Disitamab vedotin and trastuzumab MMAE, both containing the MMAE payload, exhibited different results comparing the 2D and 3D platforms. The 2D platform measured significantly reduced metrics for disitamab vedotin but no values were below 50% inhibition for either metric, suggesting low toxicity. Trastuzumab MMAE however showed significant reductions in both neurons and Schwann cells with IC50 values of 60.4 and 145 ug/mL, respectively. In contrast, the 3D assay detected both compounds as toxic through functional electrophysiology with IC50 values of 3.6 ug/mL (disitamab vedotin) and 4.6 ug/mL. The 3D neuron fiber length metric detected significant reduction at the higher concentrations but no IC50 curves as all values were above 50%. Trastuzumab emtansine (Kadcyla), with a DM1 payload, showed moderate toxicity in 2D with neurons (10.2 µg/mL) and Schwann cells (15.4 µg/mL), while the 3D platform exhibited electrophysiological effects at 3.9 µg/mL with significant effects to neuron fiber length but no IC50. Trastuzumab deruxtecan, containing the deruxtecan topoisomerase inhibitor payload, demonstrated the highest tolerability among the ADCs tested, with 2D showing neuron and Schwann cell toxicity measurable at 189 µg/mL and 185 µg/mL, respectively, while the 3D electrophysiology had an IC50 of 83 µg/mL and no IC50 for the 3D neuron fiber length.

The isolated MMAE payload was highly toxic, with 2D toxicity measured for neurons and Schwann cells at 0.9 nM and 2.4 nM, respectively.
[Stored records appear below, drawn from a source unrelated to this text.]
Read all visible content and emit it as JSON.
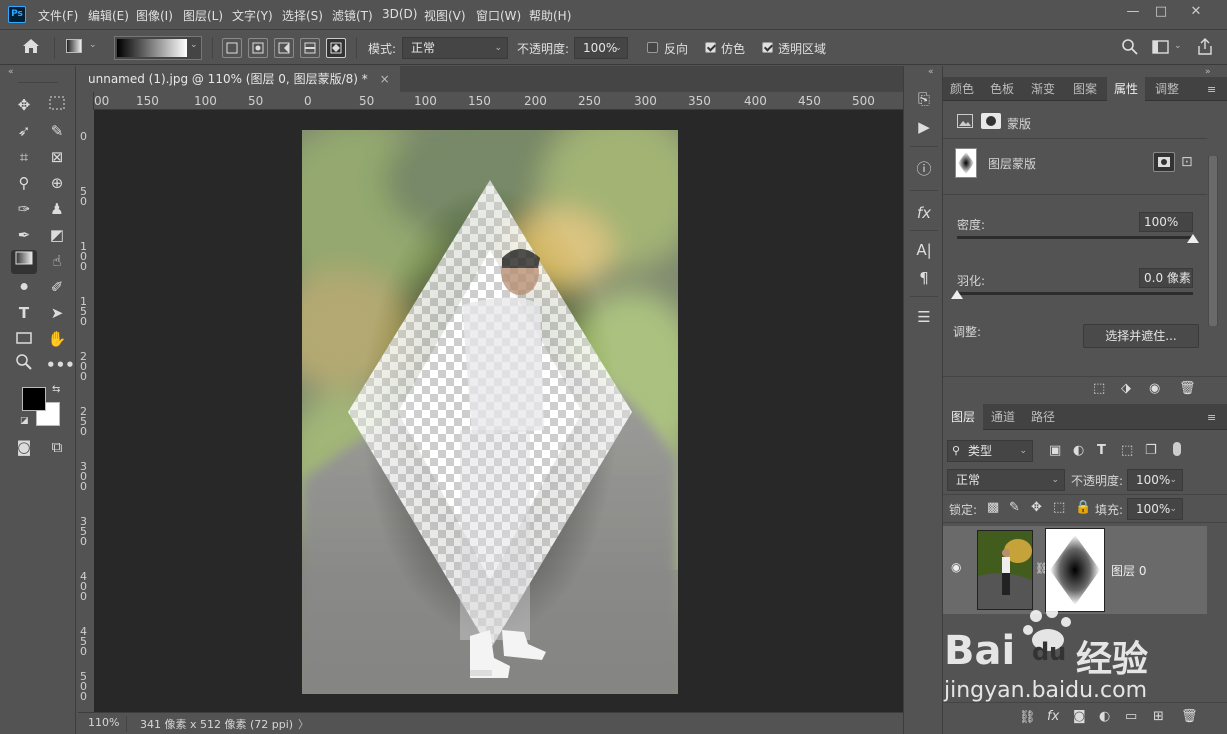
{
  "app": {
    "logo": "Ps"
  },
  "menu": [
    "文件(F)",
    "编辑(E)",
    "图像(I)",
    "图层(L)",
    "文字(Y)",
    "选择(S)",
    "滤镜(T)",
    "3D(D)",
    "视图(V)",
    "窗口(W)",
    "帮助(H)"
  ],
  "window_controls": {
    "minimize": "—",
    "maximize": "□",
    "close": "✕"
  },
  "options": {
    "mode_label": "模式:",
    "mode_value": "正常",
    "opacity_label": "不透明度:",
    "opacity_value": "100%",
    "reverse_label": "反向",
    "reverse_checked": false,
    "dither_label": "仿色",
    "dither_checked": true,
    "transparency_label": "透明区域",
    "transparency_checked": true
  },
  "document": {
    "tab_title": "unnamed (1).jpg @ 110% (图层 0, 图层蒙版/8) *",
    "tab_close": "×",
    "zoom": "110%",
    "size_info": "341 像素 x 512 像素 (72 ppi)",
    "status_arrow": "〉"
  },
  "ruler": {
    "h_labels": [
      "00",
      "150",
      "100",
      "50",
      "0",
      "50",
      "100",
      "150",
      "200",
      "250",
      "300",
      "350",
      "400",
      "450",
      "500"
    ],
    "v_labels": [
      "0",
      "5\n0",
      "1\n0\n0",
      "1\n5\n0",
      "2\n0\n0",
      "2\n5\n0",
      "3\n0\n0",
      "3\n5\n0",
      "4\n0\n0",
      "4\n5\n0",
      "5\n0\n0"
    ]
  },
  "properties_tabs": [
    "颜色",
    "色板",
    "渐变",
    "图案",
    "属性",
    "调整"
  ],
  "properties": {
    "mask_label": "蒙版",
    "layer_mask_label": "图层蒙版",
    "density_label": "密度:",
    "density_value": "100%",
    "density_fraction": 1.0,
    "feather_label": "羽化:",
    "feather_value": "0.0 像素",
    "feather_fraction": 0.0,
    "adjust_label": "调整:",
    "select_mask_button": "选择并遮住..."
  },
  "layers_tabs": [
    "图层",
    "通道",
    "路径"
  ],
  "layers": {
    "filter_value": "类型",
    "blend_mode": "正常",
    "opacity_label": "不透明度:",
    "opacity_value": "100%",
    "lock_label": "锁定:",
    "fill_label": "填充:",
    "fill_value": "100%",
    "items": [
      {
        "name": "图层 0",
        "visible": true
      }
    ]
  },
  "watermark": {
    "brand": "Bai",
    "brand2": "du",
    "cn": "经验",
    "url": "jingyan.baidu.com"
  },
  "colors": {
    "accent": "#31a8ff",
    "panel": "#535353",
    "canvas_bg": "#282828"
  }
}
Similarly, the 3D platform confirmed the neurotoxic impact measuring toxicity in both functional electrophysiology and the 3D neuron fiber length at 0.46 nM and 3.9 nM. These results underscore the heightened sensitivity of our 3D MPS in detecting neurotoxicity and support its utility as a predictive pre-clinical model for peripheral neuropathy risk in ADCs and other chemotherapeutics.

Conclusions

This study highlights that 2D and 3D peripheral nerve assays offer different advantages for pre-clinical compound screening. 2D assays can achieve high throughput screening, capable of testing hundreds to thousands of compounds but are limited to morphological metrics that are less sensitive at detecting some forms of peripheral neuropathy and toxicity. The 3D NerveSim® platform is medium throughput (tens to hundreds of compounds) and allows functional characterization of compound effects that are more sensitive compared to 2D or 3D morphological metrics, as shown by the ADC testing in this study. Together, these data showcase the sensitivity and added value of functional electrophysiological testing for pre-clinical toxicity screening for peripheral neuropathy.